13. Ainsi qu’il a été dit au point 10 du présent jugement, il ressort des pièces du dossier que M. A…, célibataire et sans charge de famille, qui résidait en France depuis huit ans à la date de l’arrêté attaqué, conserve des attaches dans son pays d’origine où il a vécu jusqu’à l’âge de vingt-sept ans et où vivent ses parents. Dans ces conditions, et en dépit de ses efforts d’insertion professionnelle, il n’est pas fondé à soutenir que la décision attaquée porte une atteinte disproportionnée à son droit au respect de sa vie privée et familiale en méconnaissance des stipulations précitées.

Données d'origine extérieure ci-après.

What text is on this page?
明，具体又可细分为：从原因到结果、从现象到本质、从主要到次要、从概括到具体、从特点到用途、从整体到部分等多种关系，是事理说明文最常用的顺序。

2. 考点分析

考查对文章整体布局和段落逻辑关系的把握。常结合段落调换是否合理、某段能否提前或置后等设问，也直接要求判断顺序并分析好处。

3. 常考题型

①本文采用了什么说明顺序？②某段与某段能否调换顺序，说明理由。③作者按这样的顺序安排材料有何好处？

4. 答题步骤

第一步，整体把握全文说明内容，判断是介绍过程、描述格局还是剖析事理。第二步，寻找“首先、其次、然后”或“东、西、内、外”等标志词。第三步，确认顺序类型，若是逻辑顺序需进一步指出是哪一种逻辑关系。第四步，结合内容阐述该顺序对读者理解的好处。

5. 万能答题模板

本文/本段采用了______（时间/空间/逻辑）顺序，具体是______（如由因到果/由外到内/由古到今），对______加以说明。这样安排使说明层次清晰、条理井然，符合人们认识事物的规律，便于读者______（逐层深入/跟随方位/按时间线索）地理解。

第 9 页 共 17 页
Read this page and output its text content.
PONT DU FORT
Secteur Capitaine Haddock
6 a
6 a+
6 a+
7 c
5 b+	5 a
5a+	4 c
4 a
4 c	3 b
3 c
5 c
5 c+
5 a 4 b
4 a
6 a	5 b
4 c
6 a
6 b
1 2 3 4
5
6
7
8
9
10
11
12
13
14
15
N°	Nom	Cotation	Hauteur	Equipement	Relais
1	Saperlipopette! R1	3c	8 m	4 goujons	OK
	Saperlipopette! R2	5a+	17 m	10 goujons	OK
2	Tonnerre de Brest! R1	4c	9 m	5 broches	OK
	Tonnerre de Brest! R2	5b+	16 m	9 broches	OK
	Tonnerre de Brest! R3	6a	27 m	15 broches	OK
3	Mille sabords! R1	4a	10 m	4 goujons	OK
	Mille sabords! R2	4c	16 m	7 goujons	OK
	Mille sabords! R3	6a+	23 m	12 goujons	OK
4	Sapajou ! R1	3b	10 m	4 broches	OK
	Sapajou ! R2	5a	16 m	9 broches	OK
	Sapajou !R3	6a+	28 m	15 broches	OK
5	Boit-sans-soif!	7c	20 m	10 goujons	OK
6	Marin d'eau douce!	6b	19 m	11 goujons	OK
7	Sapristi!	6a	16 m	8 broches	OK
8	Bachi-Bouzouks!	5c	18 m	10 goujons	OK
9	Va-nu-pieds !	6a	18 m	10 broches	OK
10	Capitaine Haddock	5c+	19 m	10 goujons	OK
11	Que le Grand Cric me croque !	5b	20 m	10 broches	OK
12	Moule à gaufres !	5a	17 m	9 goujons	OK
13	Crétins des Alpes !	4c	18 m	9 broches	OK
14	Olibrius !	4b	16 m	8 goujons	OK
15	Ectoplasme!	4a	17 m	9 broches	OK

14. Il résulte de tout ce qui précède que M. A… n’est pas fondé à demander l’annulation de l’arrêté du préfet de police du 28 juillet 2025. Ses conclusions à fin d’annulation doivent, par suite, être rejetées, ainsi que, par voie de conséquence, ses conclusions à fin d’injonction et celles relatives aux frais d’instance.
D E C I D E :
Article 1er : Les requêtes de M. A… sont rejetées.
Article 2 : Le présent jugement sera notifié à M. B… A… et au préfet de police.
Délibéré après l’audience du 19 mars 2026, à laquelle siégeaient :
M. Fouassier, président,
Mme Armoët, première conseillère,
Mme Renvoise, première conseillère.
Rendu public par mise à disposition au greffe le 13 mai 2026.
Le président rapporteur,
signé
C. FOUASSIER
L’assesseure la plus ancienne,
signé
E. ARMOET
La greffière,
signé
C. EL HOUSSINE
La République mande et ordonne au préfet de police en ce qui le concerne ou à tous commissaires de justice à ce requis en ce qui concerne les voies de droit commun contre les parties privées, de pourvoir à l’exécution de la présente décision.